Se arrodilló, tomó el diario y lo abrió por la primera página.
Leyó su nombre.
-Vergil-
Y sintió el latigazo detrás de los ojos. Solo un eco, porque el diario no era una persona: no tenía hilo. Pero las palabras estaban escritas con filamentos de Lígamen, y cada letra vibraba con la misma frecuencia que los finales. Supo, sin necesidad de leer más, que aquel libro contenía miles de muertes ajenas. Miles de hilos que, tarde o temprano, tendría que leer.
Se llevó la mano a la boca. Los dedos le salieron manchados de rojo.
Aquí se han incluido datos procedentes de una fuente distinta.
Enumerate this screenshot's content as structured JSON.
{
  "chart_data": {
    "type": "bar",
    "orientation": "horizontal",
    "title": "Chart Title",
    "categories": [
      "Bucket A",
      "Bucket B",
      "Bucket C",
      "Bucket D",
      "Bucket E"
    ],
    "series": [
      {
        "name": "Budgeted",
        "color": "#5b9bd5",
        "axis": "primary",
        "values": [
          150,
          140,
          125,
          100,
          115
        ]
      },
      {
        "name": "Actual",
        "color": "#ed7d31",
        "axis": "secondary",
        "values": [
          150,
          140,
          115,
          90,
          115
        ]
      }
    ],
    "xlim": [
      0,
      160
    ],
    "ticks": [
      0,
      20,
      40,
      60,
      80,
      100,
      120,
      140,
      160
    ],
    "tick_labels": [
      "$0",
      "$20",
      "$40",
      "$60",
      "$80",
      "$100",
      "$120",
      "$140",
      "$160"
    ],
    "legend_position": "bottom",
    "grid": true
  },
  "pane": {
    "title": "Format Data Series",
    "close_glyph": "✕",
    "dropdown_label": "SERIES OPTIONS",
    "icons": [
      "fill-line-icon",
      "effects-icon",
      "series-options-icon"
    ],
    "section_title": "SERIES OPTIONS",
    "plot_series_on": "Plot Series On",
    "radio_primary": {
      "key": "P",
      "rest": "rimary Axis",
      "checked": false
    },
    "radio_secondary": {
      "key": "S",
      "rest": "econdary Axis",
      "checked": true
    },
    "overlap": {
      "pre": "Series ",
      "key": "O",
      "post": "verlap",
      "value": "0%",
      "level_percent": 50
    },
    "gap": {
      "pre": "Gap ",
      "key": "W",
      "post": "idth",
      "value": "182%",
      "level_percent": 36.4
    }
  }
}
Escupió a un lado, limpiándose con el trapo, y sonrió con una resignación amarga.
—De acuerdo —murmuró—. Veamos qué muertes merecen ser recordadas.
Cerró el diario contra su pecho y echó a andar, con el sabor a hierro en la lengua y el peso de todas las páginas en blanco que aún quedaban por escribirse.